A psicopatia é um transtorno complexo e com alta herdabilidade, caracterizado por traços centrais como grandiosidade, insensibilidade, manipulação e ausência de remorso, empatia e culpa. Frequentemente coexiste com o Transtorno de Conduta (CD) em jovens e com o Transtorno de Personalidade Antissocial (ASPD) em adultos. Para desvendar a etiologia neurobiológica dessa condição, um volume crescente de estudos de neuroimagem tem sido conduzido, mas seus resultados têm sido heterogêneos, dificultando o alcance de um consenso.
Uma revisão sistemática da literatura, que incluiu 118 estudos de neuroimagem de ressonância magnética (MRI), buscou sintetizar os achados estruturais, funcionais e de tensor de difusão (DTI) em indivíduos com traços psicopáticos. O estudo revelou que a psicopatia está associada a numerosas anormalidades neuroanatômicas, com as regiões frontotemporais e os sistemas límbico e paralímbico sendo os mais frequentemente afetados.
Estruturalmente, a psicopatia foi associada à redução do volume de matéria cinzenta (GMV) em diversas áreas cerebrais. As reduções foram mais proeminentes no córtex pré-frontal (PFC), nos giros temporais (incluindo o giro fusiforme), nas amígdalas, nos hipocampos, nos giros do cíngulo e nos córtices insulares. Curiosamente, estudos que compararam “psicopatas bem-sucedidos” (que evitaram condenações criminais) com seus pares “malsucedidos” (que foram condenados) e controles saudáveis não encontraram perda significativa de GMV no primeiro grupo, o que sugere uma base biológica distinta.

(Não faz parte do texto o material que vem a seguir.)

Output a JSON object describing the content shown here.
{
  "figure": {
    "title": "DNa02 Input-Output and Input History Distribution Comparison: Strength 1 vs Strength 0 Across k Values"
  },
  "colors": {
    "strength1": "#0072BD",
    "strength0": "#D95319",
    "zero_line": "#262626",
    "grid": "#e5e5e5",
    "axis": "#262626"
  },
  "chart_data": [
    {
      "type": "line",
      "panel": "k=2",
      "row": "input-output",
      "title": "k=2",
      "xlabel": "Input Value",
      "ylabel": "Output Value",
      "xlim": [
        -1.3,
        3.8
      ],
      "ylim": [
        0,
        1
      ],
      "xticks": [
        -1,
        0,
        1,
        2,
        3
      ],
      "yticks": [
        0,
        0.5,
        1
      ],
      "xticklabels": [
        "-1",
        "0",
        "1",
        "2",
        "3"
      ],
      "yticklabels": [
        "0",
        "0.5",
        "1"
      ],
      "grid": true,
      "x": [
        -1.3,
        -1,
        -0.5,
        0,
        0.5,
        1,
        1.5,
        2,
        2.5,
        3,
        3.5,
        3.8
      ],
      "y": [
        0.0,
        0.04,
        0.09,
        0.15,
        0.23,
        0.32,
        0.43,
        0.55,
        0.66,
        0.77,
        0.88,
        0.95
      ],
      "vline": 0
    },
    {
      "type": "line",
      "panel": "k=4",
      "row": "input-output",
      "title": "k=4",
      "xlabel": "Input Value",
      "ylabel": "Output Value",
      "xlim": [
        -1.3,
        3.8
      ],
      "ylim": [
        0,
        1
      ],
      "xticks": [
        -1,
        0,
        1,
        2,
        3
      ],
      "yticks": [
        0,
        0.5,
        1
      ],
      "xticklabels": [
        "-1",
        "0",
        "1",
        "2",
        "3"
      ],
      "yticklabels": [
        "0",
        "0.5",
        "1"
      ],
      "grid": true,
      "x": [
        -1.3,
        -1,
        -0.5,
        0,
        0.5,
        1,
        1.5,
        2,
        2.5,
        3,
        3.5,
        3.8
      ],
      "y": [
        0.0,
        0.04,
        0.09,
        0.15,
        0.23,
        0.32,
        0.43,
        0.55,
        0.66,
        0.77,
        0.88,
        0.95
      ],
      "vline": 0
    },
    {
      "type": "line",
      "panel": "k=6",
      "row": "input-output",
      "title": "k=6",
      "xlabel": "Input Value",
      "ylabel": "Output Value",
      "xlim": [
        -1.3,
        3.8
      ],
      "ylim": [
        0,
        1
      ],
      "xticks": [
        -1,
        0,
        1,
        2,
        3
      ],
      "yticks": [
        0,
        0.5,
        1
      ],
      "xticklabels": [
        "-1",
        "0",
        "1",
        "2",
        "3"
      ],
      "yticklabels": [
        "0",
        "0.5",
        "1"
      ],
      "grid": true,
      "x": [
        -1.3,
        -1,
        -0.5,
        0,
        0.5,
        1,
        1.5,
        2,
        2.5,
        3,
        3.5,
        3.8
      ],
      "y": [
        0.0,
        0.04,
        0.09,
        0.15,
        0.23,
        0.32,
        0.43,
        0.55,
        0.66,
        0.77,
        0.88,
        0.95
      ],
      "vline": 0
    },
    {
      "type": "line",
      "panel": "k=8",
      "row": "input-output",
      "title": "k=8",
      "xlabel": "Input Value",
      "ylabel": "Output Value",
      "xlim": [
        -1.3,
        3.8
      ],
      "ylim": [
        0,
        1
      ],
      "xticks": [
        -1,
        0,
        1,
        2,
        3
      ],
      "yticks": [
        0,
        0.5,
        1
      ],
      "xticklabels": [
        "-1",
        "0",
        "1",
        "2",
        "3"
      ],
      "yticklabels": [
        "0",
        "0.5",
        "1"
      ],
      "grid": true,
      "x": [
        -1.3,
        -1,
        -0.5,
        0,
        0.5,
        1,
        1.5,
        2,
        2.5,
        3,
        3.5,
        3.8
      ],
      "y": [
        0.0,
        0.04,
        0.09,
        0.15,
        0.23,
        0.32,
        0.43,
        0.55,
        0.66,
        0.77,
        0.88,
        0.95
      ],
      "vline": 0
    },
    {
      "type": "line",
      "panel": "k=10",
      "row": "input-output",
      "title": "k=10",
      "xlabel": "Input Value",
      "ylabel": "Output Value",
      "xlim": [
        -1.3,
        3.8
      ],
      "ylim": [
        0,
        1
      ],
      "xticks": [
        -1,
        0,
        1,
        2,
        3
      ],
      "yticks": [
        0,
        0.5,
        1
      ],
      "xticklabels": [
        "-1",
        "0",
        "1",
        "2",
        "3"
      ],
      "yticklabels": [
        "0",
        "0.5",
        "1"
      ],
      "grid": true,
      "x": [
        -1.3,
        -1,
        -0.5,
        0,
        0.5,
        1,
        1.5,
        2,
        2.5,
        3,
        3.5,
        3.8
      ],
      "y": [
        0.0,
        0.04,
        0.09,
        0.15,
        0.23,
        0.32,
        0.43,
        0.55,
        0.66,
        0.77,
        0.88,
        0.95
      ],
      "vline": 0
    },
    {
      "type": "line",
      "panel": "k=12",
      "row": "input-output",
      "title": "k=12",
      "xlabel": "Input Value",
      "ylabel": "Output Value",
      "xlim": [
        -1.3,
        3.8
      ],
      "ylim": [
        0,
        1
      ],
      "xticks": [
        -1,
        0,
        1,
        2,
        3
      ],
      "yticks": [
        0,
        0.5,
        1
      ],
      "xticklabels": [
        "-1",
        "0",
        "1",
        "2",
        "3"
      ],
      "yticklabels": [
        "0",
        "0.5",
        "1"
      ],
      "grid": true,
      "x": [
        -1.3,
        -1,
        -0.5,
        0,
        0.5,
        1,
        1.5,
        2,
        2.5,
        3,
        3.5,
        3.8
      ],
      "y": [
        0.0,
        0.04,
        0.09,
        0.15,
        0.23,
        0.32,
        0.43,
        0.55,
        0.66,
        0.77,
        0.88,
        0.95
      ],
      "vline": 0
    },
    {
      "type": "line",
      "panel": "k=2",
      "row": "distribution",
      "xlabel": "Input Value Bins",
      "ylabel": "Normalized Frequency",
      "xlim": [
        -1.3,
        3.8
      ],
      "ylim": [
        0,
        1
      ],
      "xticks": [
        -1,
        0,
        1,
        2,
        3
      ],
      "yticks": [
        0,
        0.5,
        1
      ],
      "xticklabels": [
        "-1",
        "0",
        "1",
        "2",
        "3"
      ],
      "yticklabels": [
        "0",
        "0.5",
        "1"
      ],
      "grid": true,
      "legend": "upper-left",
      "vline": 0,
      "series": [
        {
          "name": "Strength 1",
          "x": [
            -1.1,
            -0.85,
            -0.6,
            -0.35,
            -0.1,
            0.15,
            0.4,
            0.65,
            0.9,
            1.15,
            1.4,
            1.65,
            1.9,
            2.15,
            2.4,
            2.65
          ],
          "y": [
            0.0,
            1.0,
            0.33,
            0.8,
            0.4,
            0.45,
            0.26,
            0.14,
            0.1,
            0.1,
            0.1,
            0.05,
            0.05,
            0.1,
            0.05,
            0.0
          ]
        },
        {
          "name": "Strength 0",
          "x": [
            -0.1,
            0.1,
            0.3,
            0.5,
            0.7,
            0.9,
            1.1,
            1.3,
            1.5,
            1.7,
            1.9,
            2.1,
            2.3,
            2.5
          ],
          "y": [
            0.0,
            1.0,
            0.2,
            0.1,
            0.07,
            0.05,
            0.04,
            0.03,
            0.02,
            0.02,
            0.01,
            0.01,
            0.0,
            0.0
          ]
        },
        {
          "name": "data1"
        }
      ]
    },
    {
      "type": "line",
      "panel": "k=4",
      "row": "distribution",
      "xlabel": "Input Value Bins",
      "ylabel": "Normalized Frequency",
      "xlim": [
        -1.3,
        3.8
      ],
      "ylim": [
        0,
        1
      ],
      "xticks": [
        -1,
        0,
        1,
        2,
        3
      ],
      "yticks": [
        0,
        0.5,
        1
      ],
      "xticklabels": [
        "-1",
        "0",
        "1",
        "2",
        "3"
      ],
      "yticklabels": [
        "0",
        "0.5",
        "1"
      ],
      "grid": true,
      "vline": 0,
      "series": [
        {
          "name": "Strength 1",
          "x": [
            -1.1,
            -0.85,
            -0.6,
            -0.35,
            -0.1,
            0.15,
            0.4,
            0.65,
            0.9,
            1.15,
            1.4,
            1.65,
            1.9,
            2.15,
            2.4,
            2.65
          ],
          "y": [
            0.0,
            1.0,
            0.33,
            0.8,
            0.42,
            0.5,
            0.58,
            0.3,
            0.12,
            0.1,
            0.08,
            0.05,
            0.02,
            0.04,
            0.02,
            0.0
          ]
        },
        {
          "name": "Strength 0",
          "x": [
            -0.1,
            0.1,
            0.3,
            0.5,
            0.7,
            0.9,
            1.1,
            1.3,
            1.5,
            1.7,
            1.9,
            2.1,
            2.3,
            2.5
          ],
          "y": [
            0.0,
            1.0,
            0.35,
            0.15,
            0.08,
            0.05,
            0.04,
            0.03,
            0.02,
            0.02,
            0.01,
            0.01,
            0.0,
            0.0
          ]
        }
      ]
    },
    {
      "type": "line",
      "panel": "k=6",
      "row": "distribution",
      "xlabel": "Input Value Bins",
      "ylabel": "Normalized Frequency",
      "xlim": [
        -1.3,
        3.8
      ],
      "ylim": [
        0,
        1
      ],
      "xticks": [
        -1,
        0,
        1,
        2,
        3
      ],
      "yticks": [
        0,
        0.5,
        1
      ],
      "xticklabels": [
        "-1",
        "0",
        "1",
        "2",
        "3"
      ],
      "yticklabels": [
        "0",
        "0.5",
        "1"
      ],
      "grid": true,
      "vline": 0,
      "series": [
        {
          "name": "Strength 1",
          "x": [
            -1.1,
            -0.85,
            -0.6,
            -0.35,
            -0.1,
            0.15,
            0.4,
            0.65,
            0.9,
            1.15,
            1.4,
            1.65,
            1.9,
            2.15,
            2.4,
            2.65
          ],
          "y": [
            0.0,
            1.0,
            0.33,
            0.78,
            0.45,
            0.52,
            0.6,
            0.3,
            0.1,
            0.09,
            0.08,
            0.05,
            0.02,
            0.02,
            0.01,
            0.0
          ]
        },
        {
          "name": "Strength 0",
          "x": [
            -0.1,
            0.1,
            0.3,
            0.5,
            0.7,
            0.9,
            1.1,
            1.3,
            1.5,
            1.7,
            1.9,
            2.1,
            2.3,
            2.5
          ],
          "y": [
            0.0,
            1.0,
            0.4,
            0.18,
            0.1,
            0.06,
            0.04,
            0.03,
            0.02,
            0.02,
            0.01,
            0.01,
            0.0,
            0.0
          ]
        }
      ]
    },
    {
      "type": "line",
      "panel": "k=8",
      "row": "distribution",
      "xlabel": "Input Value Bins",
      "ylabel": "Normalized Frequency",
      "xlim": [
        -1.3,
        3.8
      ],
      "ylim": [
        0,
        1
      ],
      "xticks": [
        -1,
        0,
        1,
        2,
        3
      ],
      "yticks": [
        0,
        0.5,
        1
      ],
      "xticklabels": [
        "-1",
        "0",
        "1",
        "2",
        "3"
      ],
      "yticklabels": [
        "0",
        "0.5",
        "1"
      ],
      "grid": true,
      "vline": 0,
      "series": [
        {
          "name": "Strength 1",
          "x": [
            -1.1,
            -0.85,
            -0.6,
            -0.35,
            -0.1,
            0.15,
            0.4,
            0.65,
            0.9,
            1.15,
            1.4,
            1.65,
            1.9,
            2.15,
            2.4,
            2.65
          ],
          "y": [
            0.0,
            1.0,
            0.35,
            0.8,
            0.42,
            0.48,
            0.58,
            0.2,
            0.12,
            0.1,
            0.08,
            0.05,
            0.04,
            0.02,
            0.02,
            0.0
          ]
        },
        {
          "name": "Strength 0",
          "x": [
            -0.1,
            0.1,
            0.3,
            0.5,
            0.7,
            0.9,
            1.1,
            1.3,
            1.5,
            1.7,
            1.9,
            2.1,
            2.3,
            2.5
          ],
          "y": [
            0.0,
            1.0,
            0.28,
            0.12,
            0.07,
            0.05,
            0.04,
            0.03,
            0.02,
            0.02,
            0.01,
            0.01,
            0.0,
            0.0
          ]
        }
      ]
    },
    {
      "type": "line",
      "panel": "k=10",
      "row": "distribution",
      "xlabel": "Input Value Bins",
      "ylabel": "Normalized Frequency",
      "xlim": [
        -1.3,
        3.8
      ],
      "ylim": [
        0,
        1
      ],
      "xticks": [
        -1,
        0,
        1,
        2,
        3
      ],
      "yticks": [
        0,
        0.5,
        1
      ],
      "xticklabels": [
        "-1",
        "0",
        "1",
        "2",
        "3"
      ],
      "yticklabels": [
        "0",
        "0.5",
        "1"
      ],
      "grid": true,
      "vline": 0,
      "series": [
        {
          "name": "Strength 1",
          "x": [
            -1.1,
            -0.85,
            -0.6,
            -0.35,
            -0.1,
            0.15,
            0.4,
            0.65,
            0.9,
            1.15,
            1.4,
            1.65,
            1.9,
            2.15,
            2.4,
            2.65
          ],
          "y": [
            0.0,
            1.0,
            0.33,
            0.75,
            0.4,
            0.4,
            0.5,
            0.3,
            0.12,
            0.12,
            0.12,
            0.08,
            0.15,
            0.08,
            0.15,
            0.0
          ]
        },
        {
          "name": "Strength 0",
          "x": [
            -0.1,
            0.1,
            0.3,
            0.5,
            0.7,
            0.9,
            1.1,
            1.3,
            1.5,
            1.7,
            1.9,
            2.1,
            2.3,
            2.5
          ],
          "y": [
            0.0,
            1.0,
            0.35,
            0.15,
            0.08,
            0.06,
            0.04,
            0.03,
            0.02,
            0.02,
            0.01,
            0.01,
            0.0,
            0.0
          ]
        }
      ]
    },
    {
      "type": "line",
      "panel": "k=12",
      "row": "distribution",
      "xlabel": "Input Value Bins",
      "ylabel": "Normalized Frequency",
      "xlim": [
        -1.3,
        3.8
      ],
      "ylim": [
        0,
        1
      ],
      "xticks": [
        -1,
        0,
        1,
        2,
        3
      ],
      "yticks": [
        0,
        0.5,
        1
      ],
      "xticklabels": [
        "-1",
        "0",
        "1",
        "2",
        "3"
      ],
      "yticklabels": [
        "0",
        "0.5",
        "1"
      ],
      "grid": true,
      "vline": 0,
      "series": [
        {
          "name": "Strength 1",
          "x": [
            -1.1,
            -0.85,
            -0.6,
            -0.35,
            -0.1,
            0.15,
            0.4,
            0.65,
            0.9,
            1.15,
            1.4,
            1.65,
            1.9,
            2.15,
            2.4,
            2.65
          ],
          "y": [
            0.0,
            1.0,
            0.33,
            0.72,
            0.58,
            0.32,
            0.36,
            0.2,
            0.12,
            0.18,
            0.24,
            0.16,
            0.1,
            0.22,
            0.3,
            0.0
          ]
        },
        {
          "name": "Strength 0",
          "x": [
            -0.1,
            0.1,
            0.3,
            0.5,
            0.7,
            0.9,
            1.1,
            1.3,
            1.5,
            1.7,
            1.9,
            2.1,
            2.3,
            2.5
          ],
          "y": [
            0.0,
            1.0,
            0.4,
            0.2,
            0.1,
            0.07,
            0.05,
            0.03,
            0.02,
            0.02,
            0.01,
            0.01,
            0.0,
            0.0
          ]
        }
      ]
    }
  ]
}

Funcionalmente, a psicopatia foi ligada a disfunções na Rede de Modo Padrão (DMN), que é uma rede de áreas cerebrais interconectadas, cuja atividade reduz em tarefas orientadas a objetivos. Essa disfunção da DMN, que inclui regiões como o córtex cingulado posterior e o córtex pré-frontal medial, foi associada ao baixo julgamento moral e a déficits em habilidades metacognitivas e de introspecção. O desligamento emocional foi associado à disfunção em áreas como o cerebelo posterior e o sistema de neurônios-espelho humano, indicando a falha em integrar informações afetivas na cognição e a falta de empatia.
Em DTI, estudos apontaram para a redução da integridade da substância branca no fascículo uncinado, que conecta a amígdala ao córtex orbitofrontal e ventromedial pré-frontal. Essa estrutura é crucial para o julgamento moral e a empatia, funções frequentemente prejudicadas na psicopatia.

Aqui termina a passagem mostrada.